An external decision maker for a goal oriented team is a terrible idea. The whole point of defining a goal is to release the team to find the best way on its own. The whole point of a division to teams is to minimize dependencies. But if the team cannot move without an external stakeholder say-so, ownership will disappear.
Another critical aspect is that goals should have a single mutually agreed owner. Never two. Especially not two that report to different ladders.
If something is important, then a single person should be in charge of it.
In summary
- Don’t preoccupy yourself with orgcharts before there’s concrete reason to
- Talk about problems, invest your energy in characterizing them before you discuss solutions. never discuss solutions without a well defined problem in context as you will end up arguing in a non constructive manner.
- Independency can be achieved by keeping the interfaces between the teams small and making their dependencies explicit.
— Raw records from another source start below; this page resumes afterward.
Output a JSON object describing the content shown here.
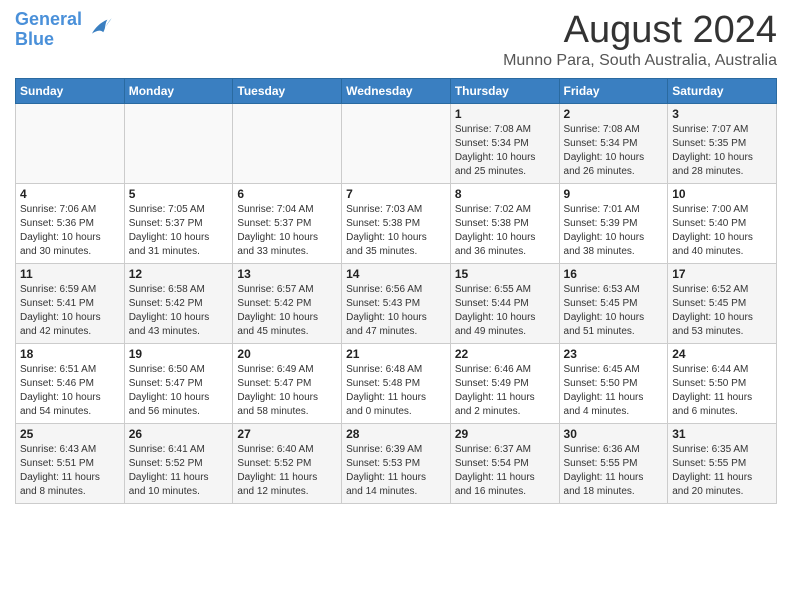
{
  "header": {
    "logo_line1": "General",
    "logo_line2": "Blue",
    "title": "August 2024",
    "subtitle": "Munno Para, South Australia, Australia"
  },
  "weekdays": [
    "Sunday",
    "Monday",
    "Tuesday",
    "Wednesday",
    "Thursday",
    "Friday",
    "Saturday"
  ],
  "weeks": [
    [
      {
        "day": "",
        "info": ""
      },
      {
        "day": "",
        "info": ""
      },
      {
        "day": "",
        "info": ""
      },
      {
        "day": "",
        "info": ""
      },
      {
        "day": "1",
        "info": "Sunrise: 7:08 AM\nSunset: 5:34 PM\nDaylight: 10 hours\nand 25 minutes."
      },
      {
        "day": "2",
        "info": "Sunrise: 7:08 AM\nSunset: 5:34 PM\nDaylight: 10 hours\nand 26 minutes."
      },
      {
        "day": "3",
        "info": "Sunrise: 7:07 AM\nSunset: 5:35 PM\nDaylight: 10 hours\nand 28 minutes."
      }
    ],
    [
      {
        "day": "4",
        "info": "Sunrise: 7:06 AM\nSunset: 5:36 PM\nDaylight: 10 hours\nand 30 minutes."
      },
      {
        "day": "5",
        "info": "Sunrise: 7:05 AM\nSunset: 5:37 PM\nDaylight: 10 hours\nand 31 minutes."
      },
      {
        "day": "6",
        "info": "Sunrise: 7:04 AM\nSunset: 5:37 PM\nDaylight: 10 hours\nand 33 minutes."
      },
      {
        "day": "7",
        "info": "Sunrise: 7:03 AM\nSunset: 5:38 PM\nDaylight: 10 hours\nand 35 minutes."
      },
      {
        "day": "8",
        "info": "Sunrise: 7:02 AM\nSunset: 5:38 PM\nDaylight: 10 hours\nand 36 minutes."
      },
      {
        "day": "9",
        "info": "Sunrise: 7:01 AM\nSunset: 5:39 PM\nDaylight: 10 hours\nand 38 minutes."
      },
      {
        "day": "10",
        "info": "Sunrise: 7:00 AM\nSunset: 5:40 PM\nDaylight: 10 hours\nand 40 minutes."
      }
    ],
    [
      {
        "day": "11",
        "info": "Sunrise: 6:59 AM\nSunset: 5:41 PM\nDaylight: 10 hours\nand 42 minutes."
      },
      {
        "day": "12",
        "info": "Sunrise: 6:58 AM\nSunset: 5:42 PM\nDaylight: 10 hours\nand 43 minutes."
      },
      {
        "day": "13",
        "info": "Sunrise: 6:57 AM\nSunset: 5:42 PM\nDaylight: 10 hours\nand 45 minutes."
      },
      {
        "day": "14",
        "info": "Sunrise: 6:56 AM\nSunset: 5:43 PM\nDaylight: 10 hours\nand 47 minutes."
      },
      {
        "day": "15",
        "info": "Sunrise: 6:55 AM\nSunset: 5:44 PM\nDaylight: 10 hours\nand 49 minutes."
      },
      {
        "day": "16",
        "info": "Sunrise: 6:53 AM\nSunset: 5:45 PM\nDaylight: 10 hours\nand 51 minutes."
      },
      {
        "day": "17",
        "info": "Sunrise: 6:52 AM\nSunset: 5:45 PM\nDaylight: 10 hours\nand 53 minutes."
      }
    ],
    [
      {
        "day": "18",
        "info": "Sunrise: 6:51 AM\nSunset: 5:46 PM\nDaylight: 10 hours\nand 54 minutes."
      },
      {
        "day": "19",
        "info": "Sunrise: 6:50 AM\nSunset: 5:47 PM\nDaylight: 10 hours\nand 56 minutes."
      },
      {
        "day": "20",
        "info": "Sunrise: 6:49 AM\nSunset: 5:47 PM\nDaylight: 10 hours\nand 58 minutes."
      },
      {
        "day": "21",
        "info": "Sunrise: 6:48 AM\nSunset: 5:48 PM\nDaylight: 11 hours\nand 0 minutes."
      },
      {
        "day": "22",
        "info": "Sunrise: 6:46 AM\nSunset: 5:49 PM\nDaylight: 11 hours\nand 2 minutes."
      },
      {
        "day": "23",
        "info": "Sunrise: 6:45 AM\nSunset: 5:50 PM\nDaylight: 11 hours\nand 4 minutes."
      },
      {
        "day": "24",
        "info": "Sunrise: 6:44 AM\nSunset: 5:50 PM\nDaylight: 11 hours\nand 6 minutes."
      }
    ],
    [
      {
        "day": "25",
        "info": "Sunrise: 6:43 AM\nSunset: 5:51 PM\nDaylight: 11 hours\nand 8 minutes."
      },
      {
        "day": "26",
        "info": "Sunrise: 6:41 AM\nSunset: 5:52 PM\nDaylight: 11 hours\nand 10 minutes."
      },
      {
        "day": "27",
        "info": "Sunrise: 6:40 AM\nSunset: 5:52 PM\nDaylight: 11 hours\nand 12 minutes."
      },
      {
        "day": "28",
        "info": "Sunrise: 6:39 AM\nSunset: 5:53 PM\nDaylight: 11 hours\nand 14 minutes."
      },
      {
        "day": "29",
        "info": "Sunrise: 6:37 AM\nSunset: 5:54 PM\nDaylight: 11 hours\nand 16 minutes."
      },
      {
        "day": "30",
        "info": "Sunrise: 6:36 AM\nSunset: 5:55 PM\nDaylight: 11 hours\nand 18 minutes."
      },
      {
        "day": "31",
        "info": "Sunrise: 6:35 AM\nSunset: 5:55 PM\nDaylight: 11 hours\nand 20 minutes."
      }
    ]
  ]
}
You should end up with a directed acyclic graph.
- Ownership is provided by providing each team with a small (1?) measurable goal, rather than tasks.
- Consequently observe each team’s metric and their relations to other teams, that is who is the team providing a service to and what teams does it rely on.
- It’s really not about “departments” or roles. I try not to think in terms of profession or role simply because if you have a marketing department, then you’ll hire marketing people, but do you really need 3 marketing people siloed in their own room?
- Make the best decision makers team leads.